La coordination de la société civile de Butembo exprime de vives inquiétudes face au retard constaté dans l’exécution des travaux de réhabilitation et de modernisation de la route Butembo–Kanyabayonga. Six mois après le lancement officiel de ce projet routier stratégique, les acteurs citoyens dénoncent un rythme d’exécution jugé lent et soulignent plusieurs irrégularités qui, selon eux, compromettent la bonne réalisation des travaux. Dans une lettre ouverte adressée au ministre des Infrastructures et Travaux Publics, la société civile appelle à la mise en place urgente d’une commission indépendante d’évaluation.
Selon cette structure citoyenne, le projet censé s’étendre sur une période de trois ans connaît déjà des blocages préoccupants, notamment sur le plan social et technique.
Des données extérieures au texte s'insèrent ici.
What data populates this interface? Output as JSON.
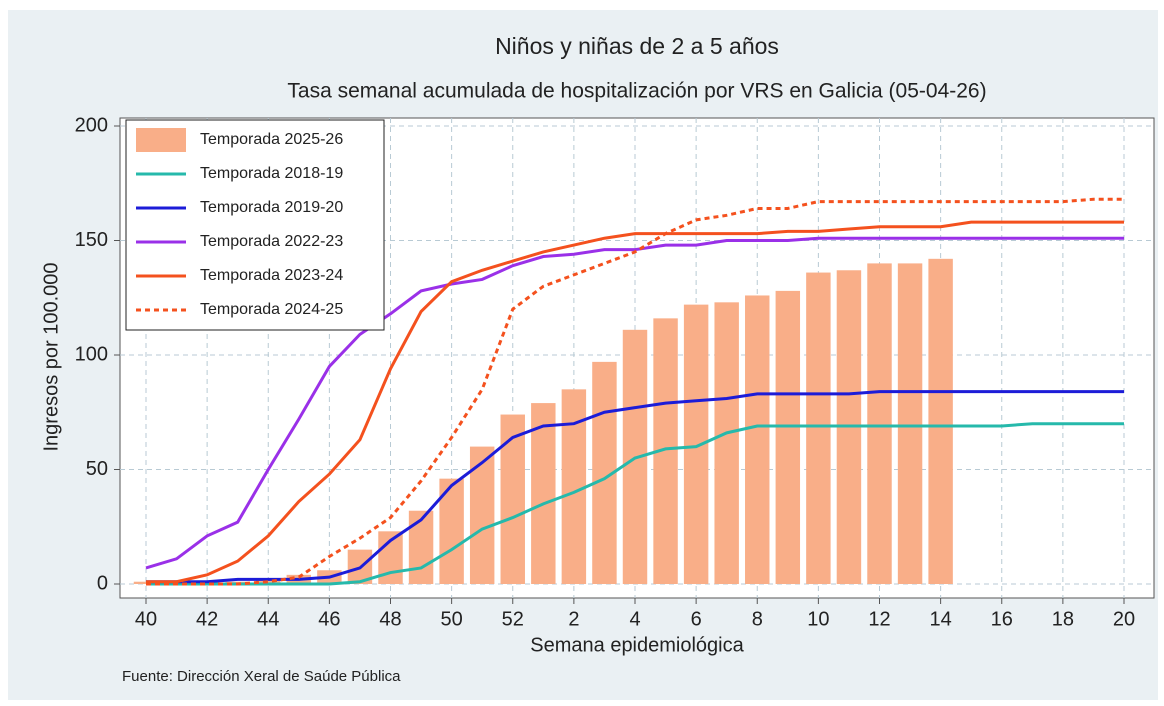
{
  "chart_data": {
    "type": "bar",
    "title": "Niños y niñas de 2 a 5 años",
    "subtitle": "Tasa semanal acumulada de hospitalización por VRS en Galicia (05-04-26)",
    "x_label": "Semana epidemiológica",
    "y_label": "Ingresos por 100.000",
    "source": "Fuente: Dirección Xeral de Saúde Pública",
    "categories": [
      "40",
      null,
      "42",
      null,
      "44",
      null,
      "46",
      null,
      "48",
      null,
      "50",
      null,
      "52",
      null,
      "2",
      null,
      "4",
      null,
      "6",
      null,
      "8",
      null,
      "10",
      null,
      "12",
      null,
      "14",
      null,
      "16",
      null,
      "18",
      null,
      "20"
    ],
    "ylim": [
      0,
      200
    ],
    "yticks": [
      0,
      50,
      100,
      150,
      200
    ],
    "grid": true,
    "legend": "upper left",
    "series": [
      {
        "name": "Temporada 2025-26",
        "type": "bar",
        "color": "#f9ae88",
        "values": [
          1,
          1,
          1,
          1,
          2,
          4,
          6,
          15,
          23,
          32,
          46,
          60,
          74,
          79,
          85,
          97,
          111,
          116,
          122,
          123,
          126,
          128,
          136,
          137,
          140,
          140,
          142,
          null,
          null,
          null,
          null,
          null,
          null
        ]
      },
      {
        "name": "Temporada 2018-19",
        "type": "line",
        "color": "#26b9ab",
        "values": [
          0,
          0,
          0,
          0,
          0,
          0,
          0,
          1,
          5,
          7,
          15,
          24,
          29,
          35,
          40,
          46,
          55,
          59,
          60,
          66,
          69,
          69,
          69,
          69,
          69,
          69,
          69,
          69,
          69,
          70,
          70,
          70,
          70
        ]
      },
      {
        "name": "Temporada 2019-20",
        "type": "line",
        "color": "#1c1cd8",
        "values": [
          1,
          1,
          1,
          2,
          2,
          2,
          3,
          7,
          19,
          28,
          43,
          53,
          64,
          69,
          70,
          75,
          77,
          79,
          80,
          81,
          83,
          83,
          83,
          83,
          84,
          84,
          84,
          84,
          84,
          84,
          84,
          84,
          84
        ]
      },
      {
        "name": "Temporada 2022-23",
        "type": "line",
        "color": "#9a30e8",
        "values": [
          7,
          11,
          21,
          27,
          50,
          72,
          95,
          109,
          118,
          128,
          131,
          133,
          139,
          143,
          144,
          146,
          146,
          148,
          148,
          150,
          150,
          150,
          151,
          151,
          151,
          151,
          151,
          151,
          151,
          151,
          151,
          151,
          151
        ]
      },
      {
        "name": "Temporada 2023-24",
        "type": "line",
        "color": "#f4511e",
        "values": [
          1,
          1,
          4,
          10,
          21,
          36,
          48,
          63,
          94,
          119,
          132,
          137,
          141,
          145,
          148,
          151,
          153,
          153,
          153,
          153,
          153,
          154,
          154,
          155,
          156,
          156,
          156,
          158,
          158,
          158,
          158,
          158,
          158
        ]
      },
      {
        "name": "Temporada 2024-25",
        "type": "line",
        "dash": true,
        "color": "#f4511e",
        "values": [
          0,
          0,
          0,
          0,
          1,
          3,
          12,
          20,
          29,
          45,
          64,
          85,
          120,
          130,
          135,
          140,
          145,
          153,
          159,
          161,
          164,
          164,
          167,
          167,
          167,
          167,
          167,
          167,
          167,
          167,
          167,
          168,
          168
        ]
      }
    ]
  }
}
Elle pointe du doigt l’absence d’indemnisation des populations affectées par le tracé de la route, une situation qui alimente des tensions dans certaines zones concernées par les travaux.
Le président de la coordination de la société civile de Butembo, Mathe Sahanane, estime que ces dysfonctionnements nécessitent une intervention rapide des autorités compétentes afin de garantir la transparence et l’efficacité du projet.
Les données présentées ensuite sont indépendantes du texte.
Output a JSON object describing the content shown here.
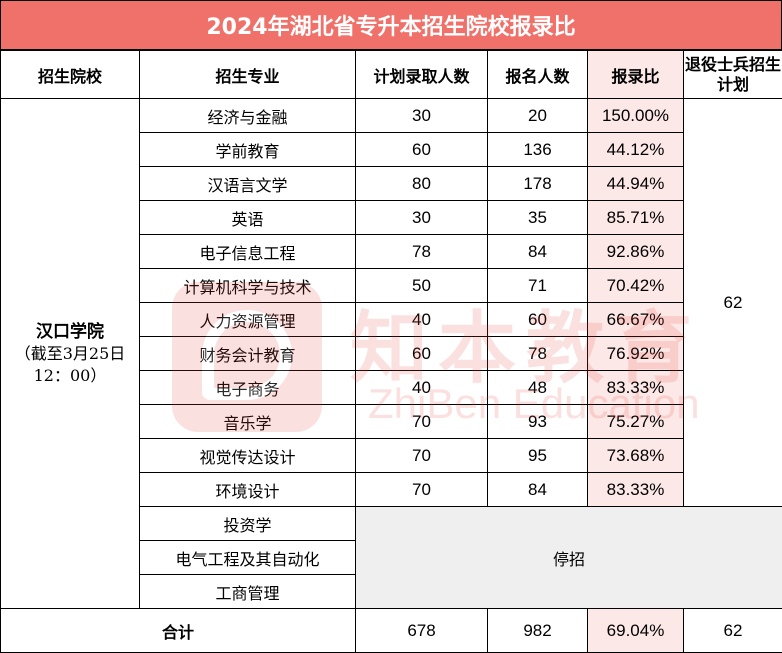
{
  "title": "2024年湖北省专升本招生院校报录比",
  "headers": {
    "school": "招生院校",
    "major": "招生专业",
    "plan": "计划录取人数",
    "applicants": "报名人数",
    "ratio": "报录比",
    "veteran": "退役士兵招生计划"
  },
  "school": {
    "name": "汉口学院",
    "note": "（截至3月25日12：00）"
  },
  "rows": [
    {
      "major": "经济与金融",
      "plan": "30",
      "applicants": "20",
      "ratio": "150.00%"
    },
    {
      "major": "学前教育",
      "plan": "60",
      "applicants": "136",
      "ratio": "44.12%"
    },
    {
      "major": "汉语言文学",
      "plan": "80",
      "applicants": "178",
      "ratio": "44.94%"
    },
    {
      "major": "英语",
      "plan": "30",
      "applicants": "35",
      "ratio": "85.71%"
    },
    {
      "major": "电子信息工程",
      "plan": "78",
      "applicants": "84",
      "ratio": "92.86%"
    },
    {
      "major": "计算机科学与技术",
      "plan": "50",
      "applicants": "71",
      "ratio": "70.42%"
    },
    {
      "major": "人力资源管理",
      "plan": "40",
      "applicants": "60",
      "ratio": "66.67%"
    },
    {
      "major": "财务会计教育",
      "plan": "60",
      "applicants": "78",
      "ratio": "76.92%"
    },
    {
      "major": "电子商务",
      "plan": "40",
      "applicants": "48",
      "ratio": "83.33%"
    },
    {
      "major": "音乐学",
      "plan": "70",
      "applicants": "93",
      "ratio": "75.27%"
    },
    {
      "major": "视觉传达设计",
      "plan": "70",
      "applicants": "95",
      "ratio": "73.68%"
    },
    {
      "major": "环境设计",
      "plan": "70",
      "applicants": "84",
      "ratio": "83.33%"
    }
  ],
  "veteran_plan": "62",
  "suspended": {
    "majors": [
      "投资学",
      "电气工程及其自动化",
      "工商管理"
    ],
    "label": "停招"
  },
  "total": {
    "label": "合计",
    "plan": "678",
    "applicants": "982",
    "ratio": "69.04%",
    "veteran": "62"
  },
  "watermark": {
    "text_cn": "知本教育",
    "text_en": "ZhiBen Education"
  },
  "colors": {
    "title_bg": "#f0706a",
    "ratio_bg": "#fce8e6",
    "suspended_bg": "#efefef",
    "watermark": "#e5463d"
  }
}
« Nous constatons avec regret qu’après six mois depuis le lancement officiel des travaux de la route Butembo–Kanyabayonga, l’exécution ne suit pas le rythme attendu. Plusieurs irrégularités sont observées sur le terrain, notamment la non-indemnisation des propriétaires des parcelles situées le long du tracé. Cette situation crée des frustrations et risque de compromettre la bonne réalisation du projet. C’est pourquoi nous demandons au ministère des ITPR la mise en place d’une commission indépendante d’évaluation technique afin de faire la lumière sur l’état réel d’avancement des travaux et sur la gestion de ce projet », a déclaré Mathe Sahanane.
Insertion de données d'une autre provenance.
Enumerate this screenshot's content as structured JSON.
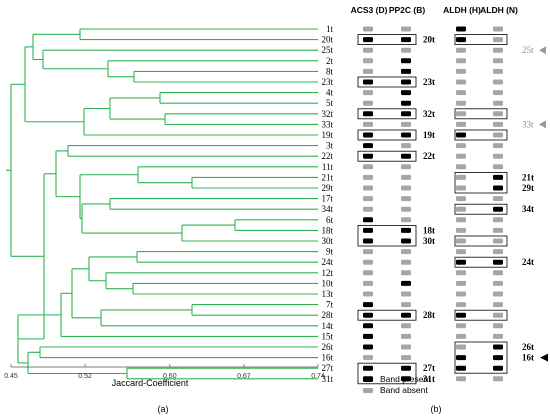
{
  "dendrogram": {
    "samples": [
      "1t",
      "20t",
      "25t",
      "2t",
      "8t",
      "23t",
      "4t",
      "5t",
      "32t",
      "33t",
      "19t",
      "3t",
      "22t",
      "11t",
      "21t",
      "29t",
      "17t",
      "34t",
      "6t",
      "18t",
      "30t",
      "9t",
      "24t",
      "12t",
      "10t",
      "13t",
      "7t",
      "28t",
      "14t",
      "15t",
      "26t",
      "16t",
      "27t",
      "31t"
    ],
    "axis_ticks": [
      "0.45",
      "0.52",
      "0.60",
      "0.67",
      "0.74"
    ],
    "axis_range": [
      0.45,
      0.74
    ],
    "xlabel": "Jaccard-Coefficient",
    "line_color": "#2fb350",
    "panel_label": "(a)"
  },
  "bands": {
    "columns": [
      {
        "name": "ACS3 (D)"
      },
      {
        "name": "PP2C (B)"
      },
      {
        "name": "ALDH (H)"
      },
      {
        "name": "ALDH (N)"
      }
    ],
    "present_color": "#000000",
    "absent_color": "#a6a6a6",
    "legend_present": "Band present",
    "legend_absent": "Band absent",
    "panel_label": "(b)",
    "highlight_labels": {
      "20t": "20t",
      "23t": "23t",
      "32t": "32t",
      "19t": "19t",
      "22t": "22t",
      "18t": "18t",
      "30t": "30t",
      "28t": "28t",
      "27t": "27t",
      "31t": "31t",
      "21t": "21t",
      "29t": "29t",
      "34t": "34t",
      "24t": "24t",
      "26t": "26t",
      "16t": "16t",
      "25t": "25t",
      "33t": "33t"
    }
  }
}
La société civile insiste également sur la nécessité de respecter les droits des populations riveraines, en rappelant que tout projet d’infrastructure d’envergure doit intégrer un mécanisme d’accompagnement et de compensation pour les personnes affectées.
« Nous exigeons également que toutes les personnes impactées par ce projet soient prises en charge et indemnisées conformément aux normes en vigueur. Il est important que les travaux d’infrastructures ne se fassent pas au détriment des droits des citoyens. Le développement doit être inclusif et respectueux des populations locales. Sans cela, nous risquons de créer plus de problèmes sociaux que de solutions durables », a-t-il ajouté.
Face à ces préoccupations, la société civile de Butembo appelle les autorités nationales à renforcer le suivi du projet et à garantir une exécution transparente des travaux. Elle réaffirme par ailleurs sa disponibilité à accompagner toutes les initiatives visant à améliorer les infrastructures routières, essentielles pour le désenclavement et le développement économique de la région.